Eine Gröpelinger Hausfrau grämt sich über eine Ratte, die in ihrer Schrankwand Quartier bezogen hat. Statt nunmehr zur Luftpistole oder zum Hammer zu greifen bzw. nach Ehemann oder Hausfreund zu rufen, alarmiert sie die Polizei. Die Funkstreifenbesatzung baut nunmehr hilfsbereit die dreiteilige Schrankwand auseinander, treibt das Tier ins Freie zurück und baut die Schrankwand wieder zusammen. Danach protokollieren die Beamten den Vorfall, und die Pressestelle der Polizei erstellt daraus eine Information für die Medien. So gemütlich planscht man also im Sommerloch 91.
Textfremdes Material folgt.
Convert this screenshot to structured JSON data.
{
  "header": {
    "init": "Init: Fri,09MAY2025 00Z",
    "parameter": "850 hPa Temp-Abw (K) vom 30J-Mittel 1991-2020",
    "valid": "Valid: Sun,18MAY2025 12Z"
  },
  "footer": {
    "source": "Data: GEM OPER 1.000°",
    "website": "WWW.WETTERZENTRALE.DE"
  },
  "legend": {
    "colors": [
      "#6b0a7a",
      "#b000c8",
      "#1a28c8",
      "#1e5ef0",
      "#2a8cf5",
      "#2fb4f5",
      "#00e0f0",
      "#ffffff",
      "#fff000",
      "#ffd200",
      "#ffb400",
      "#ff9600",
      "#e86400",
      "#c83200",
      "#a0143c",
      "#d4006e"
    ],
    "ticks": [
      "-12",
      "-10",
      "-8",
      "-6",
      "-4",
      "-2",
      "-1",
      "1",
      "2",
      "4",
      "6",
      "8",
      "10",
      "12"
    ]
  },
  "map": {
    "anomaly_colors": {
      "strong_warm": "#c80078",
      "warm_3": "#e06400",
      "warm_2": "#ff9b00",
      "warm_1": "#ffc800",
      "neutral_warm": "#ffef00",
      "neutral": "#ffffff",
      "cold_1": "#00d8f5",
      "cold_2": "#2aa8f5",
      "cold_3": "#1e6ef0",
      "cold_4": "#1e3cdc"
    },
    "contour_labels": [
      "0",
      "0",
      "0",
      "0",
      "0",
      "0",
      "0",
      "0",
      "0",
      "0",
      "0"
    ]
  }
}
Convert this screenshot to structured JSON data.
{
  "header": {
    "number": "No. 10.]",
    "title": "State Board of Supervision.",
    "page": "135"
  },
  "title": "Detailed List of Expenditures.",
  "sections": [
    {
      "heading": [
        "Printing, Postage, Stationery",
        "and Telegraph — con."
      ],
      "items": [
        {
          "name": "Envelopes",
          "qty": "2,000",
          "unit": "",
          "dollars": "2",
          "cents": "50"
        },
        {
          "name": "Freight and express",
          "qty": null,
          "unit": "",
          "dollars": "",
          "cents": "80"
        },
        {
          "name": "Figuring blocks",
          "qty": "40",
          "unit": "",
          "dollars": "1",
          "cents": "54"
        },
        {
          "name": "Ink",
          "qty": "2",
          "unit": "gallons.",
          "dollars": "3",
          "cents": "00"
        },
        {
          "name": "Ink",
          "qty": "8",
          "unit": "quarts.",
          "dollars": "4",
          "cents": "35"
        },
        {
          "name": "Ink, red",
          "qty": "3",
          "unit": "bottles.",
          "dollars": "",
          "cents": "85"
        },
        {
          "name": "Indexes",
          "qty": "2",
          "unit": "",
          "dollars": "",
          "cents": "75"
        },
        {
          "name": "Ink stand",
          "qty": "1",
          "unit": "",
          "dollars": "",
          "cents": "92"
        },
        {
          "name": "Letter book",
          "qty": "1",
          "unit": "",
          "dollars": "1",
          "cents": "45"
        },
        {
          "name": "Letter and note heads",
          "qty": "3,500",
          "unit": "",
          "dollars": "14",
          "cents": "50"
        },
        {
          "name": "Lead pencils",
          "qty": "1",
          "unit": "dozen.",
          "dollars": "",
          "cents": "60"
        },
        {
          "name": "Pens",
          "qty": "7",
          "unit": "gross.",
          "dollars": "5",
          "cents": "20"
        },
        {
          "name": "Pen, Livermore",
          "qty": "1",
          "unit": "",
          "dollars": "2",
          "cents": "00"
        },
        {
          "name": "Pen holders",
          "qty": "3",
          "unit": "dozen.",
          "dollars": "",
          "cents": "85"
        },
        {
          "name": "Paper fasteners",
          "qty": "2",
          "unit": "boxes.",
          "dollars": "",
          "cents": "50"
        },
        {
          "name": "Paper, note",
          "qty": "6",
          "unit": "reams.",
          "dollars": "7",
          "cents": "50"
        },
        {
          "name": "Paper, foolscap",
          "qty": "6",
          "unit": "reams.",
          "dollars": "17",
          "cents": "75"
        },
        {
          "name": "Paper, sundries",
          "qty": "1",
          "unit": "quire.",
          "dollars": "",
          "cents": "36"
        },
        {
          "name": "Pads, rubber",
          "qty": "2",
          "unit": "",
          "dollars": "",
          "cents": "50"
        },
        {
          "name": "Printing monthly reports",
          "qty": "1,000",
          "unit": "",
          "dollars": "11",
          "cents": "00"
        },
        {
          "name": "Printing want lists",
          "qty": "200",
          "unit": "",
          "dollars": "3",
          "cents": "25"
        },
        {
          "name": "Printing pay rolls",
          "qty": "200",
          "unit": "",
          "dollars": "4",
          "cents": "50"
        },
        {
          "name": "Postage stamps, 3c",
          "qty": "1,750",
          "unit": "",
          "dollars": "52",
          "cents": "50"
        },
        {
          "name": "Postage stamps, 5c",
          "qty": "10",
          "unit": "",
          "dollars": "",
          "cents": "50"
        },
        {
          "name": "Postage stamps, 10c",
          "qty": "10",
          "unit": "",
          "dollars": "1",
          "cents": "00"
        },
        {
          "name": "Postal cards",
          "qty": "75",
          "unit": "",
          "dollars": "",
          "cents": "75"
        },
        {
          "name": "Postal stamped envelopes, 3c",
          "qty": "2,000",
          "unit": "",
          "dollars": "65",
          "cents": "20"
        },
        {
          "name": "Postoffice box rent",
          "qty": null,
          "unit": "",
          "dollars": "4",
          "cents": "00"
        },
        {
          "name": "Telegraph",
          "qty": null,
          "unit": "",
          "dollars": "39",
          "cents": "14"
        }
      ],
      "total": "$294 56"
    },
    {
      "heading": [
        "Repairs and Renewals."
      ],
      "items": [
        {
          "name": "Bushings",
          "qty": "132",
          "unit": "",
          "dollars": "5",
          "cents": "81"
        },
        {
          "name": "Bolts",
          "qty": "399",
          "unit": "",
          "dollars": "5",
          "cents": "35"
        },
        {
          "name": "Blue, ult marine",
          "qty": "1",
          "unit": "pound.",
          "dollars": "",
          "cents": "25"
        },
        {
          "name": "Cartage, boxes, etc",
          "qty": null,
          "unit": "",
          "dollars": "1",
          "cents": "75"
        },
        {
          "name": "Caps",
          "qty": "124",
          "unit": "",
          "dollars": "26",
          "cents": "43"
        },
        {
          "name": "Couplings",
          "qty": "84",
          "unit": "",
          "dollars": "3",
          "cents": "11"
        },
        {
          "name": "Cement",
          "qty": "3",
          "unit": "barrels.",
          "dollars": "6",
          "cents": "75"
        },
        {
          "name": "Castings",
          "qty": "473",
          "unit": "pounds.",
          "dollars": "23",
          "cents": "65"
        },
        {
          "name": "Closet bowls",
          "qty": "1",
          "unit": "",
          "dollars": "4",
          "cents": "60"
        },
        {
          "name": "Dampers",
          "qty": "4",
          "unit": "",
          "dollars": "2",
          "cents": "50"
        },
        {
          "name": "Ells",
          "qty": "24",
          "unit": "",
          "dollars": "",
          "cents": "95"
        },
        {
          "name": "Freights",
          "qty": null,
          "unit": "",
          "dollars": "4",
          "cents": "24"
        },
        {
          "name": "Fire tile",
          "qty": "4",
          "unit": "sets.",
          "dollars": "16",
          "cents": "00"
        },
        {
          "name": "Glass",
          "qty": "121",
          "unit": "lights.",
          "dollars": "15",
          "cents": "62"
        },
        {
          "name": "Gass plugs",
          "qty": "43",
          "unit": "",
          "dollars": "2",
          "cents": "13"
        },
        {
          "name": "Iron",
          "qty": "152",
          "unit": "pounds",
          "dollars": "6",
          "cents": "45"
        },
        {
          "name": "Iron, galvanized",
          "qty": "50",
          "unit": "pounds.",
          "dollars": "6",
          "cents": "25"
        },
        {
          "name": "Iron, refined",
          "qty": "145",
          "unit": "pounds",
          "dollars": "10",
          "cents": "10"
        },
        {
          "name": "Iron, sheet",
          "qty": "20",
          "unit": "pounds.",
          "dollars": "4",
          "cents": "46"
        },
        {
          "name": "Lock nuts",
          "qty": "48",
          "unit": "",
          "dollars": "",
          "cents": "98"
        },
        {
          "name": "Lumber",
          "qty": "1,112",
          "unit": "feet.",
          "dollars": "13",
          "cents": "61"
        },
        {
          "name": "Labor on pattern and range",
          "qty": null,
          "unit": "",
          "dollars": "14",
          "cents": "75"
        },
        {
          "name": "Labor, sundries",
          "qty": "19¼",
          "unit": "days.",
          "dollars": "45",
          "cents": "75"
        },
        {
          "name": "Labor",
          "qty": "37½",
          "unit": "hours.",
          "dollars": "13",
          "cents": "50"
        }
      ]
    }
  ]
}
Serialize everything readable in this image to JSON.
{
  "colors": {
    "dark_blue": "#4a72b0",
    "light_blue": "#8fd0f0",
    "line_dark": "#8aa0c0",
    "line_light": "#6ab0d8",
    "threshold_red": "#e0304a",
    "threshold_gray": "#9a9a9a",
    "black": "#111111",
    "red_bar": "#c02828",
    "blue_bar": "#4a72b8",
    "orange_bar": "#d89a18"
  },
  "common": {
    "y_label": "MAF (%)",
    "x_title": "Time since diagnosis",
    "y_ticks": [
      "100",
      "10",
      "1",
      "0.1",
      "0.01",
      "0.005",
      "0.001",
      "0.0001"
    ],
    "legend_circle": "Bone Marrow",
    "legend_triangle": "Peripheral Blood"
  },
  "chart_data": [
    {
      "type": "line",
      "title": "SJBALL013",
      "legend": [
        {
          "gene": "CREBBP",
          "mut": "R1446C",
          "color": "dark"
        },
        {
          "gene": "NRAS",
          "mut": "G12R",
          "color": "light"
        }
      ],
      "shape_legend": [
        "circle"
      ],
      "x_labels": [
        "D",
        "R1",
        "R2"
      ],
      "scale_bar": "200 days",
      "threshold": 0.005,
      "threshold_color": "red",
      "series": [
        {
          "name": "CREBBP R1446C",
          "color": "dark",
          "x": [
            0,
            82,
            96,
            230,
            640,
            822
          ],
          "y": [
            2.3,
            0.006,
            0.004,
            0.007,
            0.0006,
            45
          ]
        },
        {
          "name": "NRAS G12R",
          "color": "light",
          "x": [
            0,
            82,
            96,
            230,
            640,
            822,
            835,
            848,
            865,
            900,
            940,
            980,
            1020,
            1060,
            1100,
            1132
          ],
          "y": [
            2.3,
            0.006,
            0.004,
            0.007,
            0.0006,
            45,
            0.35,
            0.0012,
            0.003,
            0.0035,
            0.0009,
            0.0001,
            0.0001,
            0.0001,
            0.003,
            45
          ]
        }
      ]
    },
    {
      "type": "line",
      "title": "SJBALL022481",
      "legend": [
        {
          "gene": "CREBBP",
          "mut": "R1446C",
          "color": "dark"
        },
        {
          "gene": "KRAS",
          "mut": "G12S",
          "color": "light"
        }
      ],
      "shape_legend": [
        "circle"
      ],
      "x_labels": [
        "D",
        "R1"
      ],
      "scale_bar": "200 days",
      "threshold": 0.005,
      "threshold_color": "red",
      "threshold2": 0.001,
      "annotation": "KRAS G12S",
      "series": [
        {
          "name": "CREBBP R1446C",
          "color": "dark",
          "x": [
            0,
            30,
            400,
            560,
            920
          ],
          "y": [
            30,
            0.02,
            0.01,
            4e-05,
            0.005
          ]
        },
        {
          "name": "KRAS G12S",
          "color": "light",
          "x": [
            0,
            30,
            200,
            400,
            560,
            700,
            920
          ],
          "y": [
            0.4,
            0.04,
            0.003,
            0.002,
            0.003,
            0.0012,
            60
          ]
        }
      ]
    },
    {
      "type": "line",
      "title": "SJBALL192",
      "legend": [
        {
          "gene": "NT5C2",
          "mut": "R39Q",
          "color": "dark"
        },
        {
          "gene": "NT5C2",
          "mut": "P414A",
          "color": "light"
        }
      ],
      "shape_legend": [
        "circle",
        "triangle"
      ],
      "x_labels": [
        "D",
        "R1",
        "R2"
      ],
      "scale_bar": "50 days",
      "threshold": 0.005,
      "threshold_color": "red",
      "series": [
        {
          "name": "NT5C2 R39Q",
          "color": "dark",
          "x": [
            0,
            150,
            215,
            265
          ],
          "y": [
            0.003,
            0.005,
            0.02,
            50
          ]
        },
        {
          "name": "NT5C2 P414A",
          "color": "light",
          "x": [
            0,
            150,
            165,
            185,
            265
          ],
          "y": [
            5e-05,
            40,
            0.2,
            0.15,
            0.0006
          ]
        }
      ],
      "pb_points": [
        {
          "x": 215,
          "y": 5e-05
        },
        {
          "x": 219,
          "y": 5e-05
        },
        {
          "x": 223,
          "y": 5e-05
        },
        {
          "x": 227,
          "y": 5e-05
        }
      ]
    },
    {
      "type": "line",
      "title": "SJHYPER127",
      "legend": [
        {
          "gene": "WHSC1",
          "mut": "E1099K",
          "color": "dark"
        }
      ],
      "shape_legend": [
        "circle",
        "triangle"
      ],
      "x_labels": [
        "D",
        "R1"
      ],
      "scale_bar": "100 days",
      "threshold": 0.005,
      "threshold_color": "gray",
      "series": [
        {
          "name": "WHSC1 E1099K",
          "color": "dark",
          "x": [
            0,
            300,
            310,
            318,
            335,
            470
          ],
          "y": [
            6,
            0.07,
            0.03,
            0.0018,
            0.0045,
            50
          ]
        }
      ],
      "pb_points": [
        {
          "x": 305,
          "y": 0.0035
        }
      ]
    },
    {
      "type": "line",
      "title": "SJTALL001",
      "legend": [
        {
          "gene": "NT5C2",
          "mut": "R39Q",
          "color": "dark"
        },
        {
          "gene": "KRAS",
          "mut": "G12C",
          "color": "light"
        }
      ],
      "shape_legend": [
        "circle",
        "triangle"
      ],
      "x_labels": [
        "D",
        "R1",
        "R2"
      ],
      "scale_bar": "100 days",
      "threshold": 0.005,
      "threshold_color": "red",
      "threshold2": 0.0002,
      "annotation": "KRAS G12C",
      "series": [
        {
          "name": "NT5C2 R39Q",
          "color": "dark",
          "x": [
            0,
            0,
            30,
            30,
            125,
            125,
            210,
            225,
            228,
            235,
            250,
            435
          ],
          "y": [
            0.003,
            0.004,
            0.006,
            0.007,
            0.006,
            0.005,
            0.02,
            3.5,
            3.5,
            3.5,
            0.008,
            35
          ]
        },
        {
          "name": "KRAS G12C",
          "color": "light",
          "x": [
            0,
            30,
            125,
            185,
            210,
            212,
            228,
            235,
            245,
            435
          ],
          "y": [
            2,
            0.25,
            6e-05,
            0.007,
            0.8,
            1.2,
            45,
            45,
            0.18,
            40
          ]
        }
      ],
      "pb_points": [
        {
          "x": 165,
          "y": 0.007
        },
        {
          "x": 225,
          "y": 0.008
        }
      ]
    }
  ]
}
Auch Betteln in Bremen ist nicht mehr, was es früher einmal war. Längst ist der hilflose Appell an edle Gesinnung zumindest bei der Avantgarde der Almosenheischenden einem zielgruppenorientierten Marketingdenken gewichen. Einzelne bettelten zwar immer schon mit der handgemalten Losung „Ich schäme mich, aber stehlen will ich auch nicht“ oder „Mein Hund hat Hunger“, aber inzwischen ist dieser Ansatz weiter ausgereift. „HIV-positiv und arbeitslos: Ich könnte Ihr Sohn sein“, heißt es da etwa bei einem Bettelmann in der Sögestraße, und in der Obrrnstraße war gestern zu lesen: „Stasi-Opfer mit zwei lieben Hunden sucht Hilfe. Möchte meine Lebenserinnerungen veröffentlichen. Bin für jeden Groschen dankbar. Freiheit statt Sozialismus“. Sein Hut war ganz ordentlich gefüllt — aber hat denn die Konrad-Adenauer-Stiftung keinen Bedarf an diesem Referenten?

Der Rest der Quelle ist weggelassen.